Belway D, Tee R, Nathan H J, Rubens F D, Boodhwani M
Department of Perfusion Services, University of Ottawa Heart Institute, Ottawa, ON, Canada.
Perfusion. 2011 Sep;26(5):395-400. doi: 10.1177/0267659111409095. Epub 2011 May 18.
Mild to moderate systemic hypothermia is commonly used as a cerebral protective strategy during adult cardiac surgery. The benefits of this strategy for routine cardiac surgery have been questioned and the adverse effects of hyperthermia demonstrated. The purpose of the present study was to examine current temperature management and monitoring practices during adult cardiac surgery using CPB in Canada.
Web-based survey referring to adult cases undergoing cardiac surgery using CPB without the use of deep hypothermic circulatory arrest. Thirty-two questionnaires were completed, representing a 100% response rate.
The usual management is to cool patients during CPB at 30 (94%) centers for low-risk (isolated primary CABG) cases and at 31 (97%) centers for high-risk (all other) cases. The average nadir temperature at the target site achieved on CPB is 34°C (range 28°C - 36°C).
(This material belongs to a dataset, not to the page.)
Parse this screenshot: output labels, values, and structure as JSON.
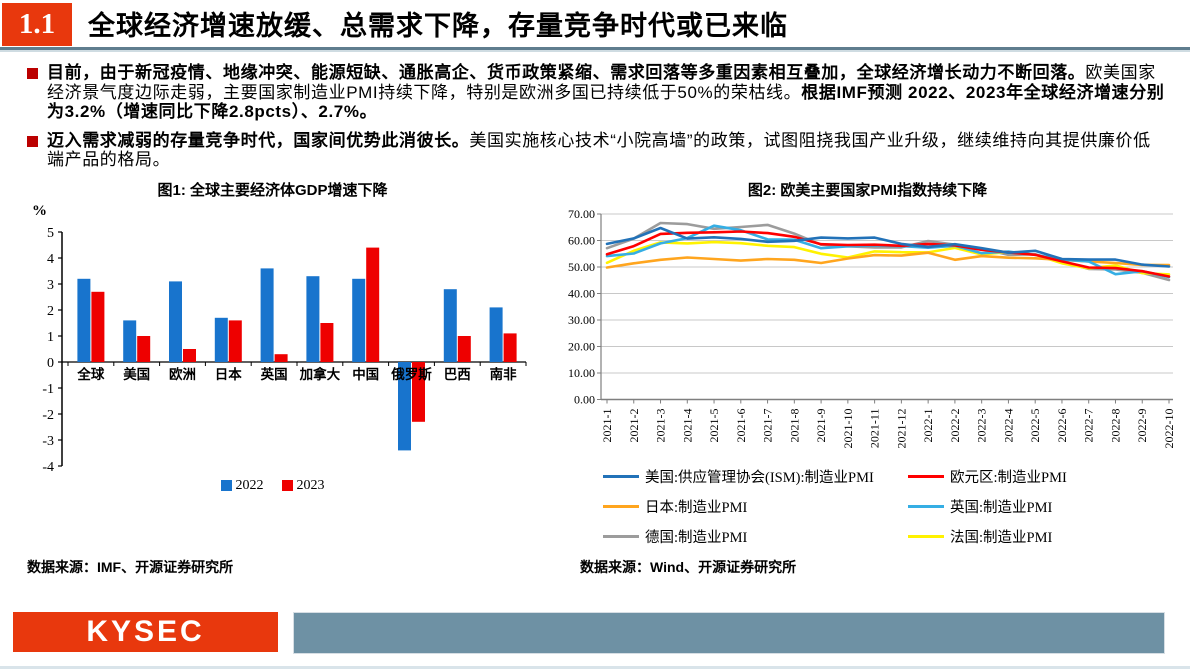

At 26 (81%) centers, patients are typically rewarmed to a target temperature between 36°C and 37°C before separation from CPB. Only 6 (19%) centers reported that thermistors and coupled devices used to monitor blood temperature are checked for accuracy or calibrated according to the product operating directive's schedule or more often.
Contemporary management of adult cardiac surgery under CPB still involves induction of mild to moderate systemic hypothermia. Significant practice variation exists across the country with respect to target temperatures for cooling and rewarming, as well as the site for temperature monitoring. This probably reflects the lack of definitive evidence. There is a need for well-conducted clinical trials to provide more robust evidence regarding temperature management.
轻至中度全身性低温常用于成人心脏手术期间的脑保护策略。该策略对常规心脏手术的益处受到质疑,并且已证实了高温的不良影响。本研究的目的是调查加拿大在使用体外循环(CPB)的成人心脏手术期间当前的体温管理和监测实践。
基于网络的调查,涉及接受CPB心脏手术且未使用深度低温循环停搏的成人病例。共完成了32份问卷,回复率为100%。
通常的管理方式是,在CPB期间,94%的中心对低风险(单纯初次冠状动脉旁路移植术)病例将患者体温降至30℃;97%的中心对高风险(所有其他)病例将患者体温降至31℃。CPB期间目标部位达到的平均最低温度为34℃(范围为28℃至36℃)。在26个(81%)中心中,患者通常在脱离CPB前复温至36℃至37℃的目标温度。只有6个(19%)中心报告,用于监测血液温度的热敏电阻及相关设备会按照产品操作指南的时间表或更频繁地进行准确性检查或校准。
CPB下成人心脏手术的当代管理仍涉及诱导轻至中度全身性低温。在降温及复温的目标温度以及温度监测部位方面,全国存在显著差异实践。这可能反映出缺乏确凿证据。需要开展精心设计的临床试验,以提供关于体温管理的更有力证据。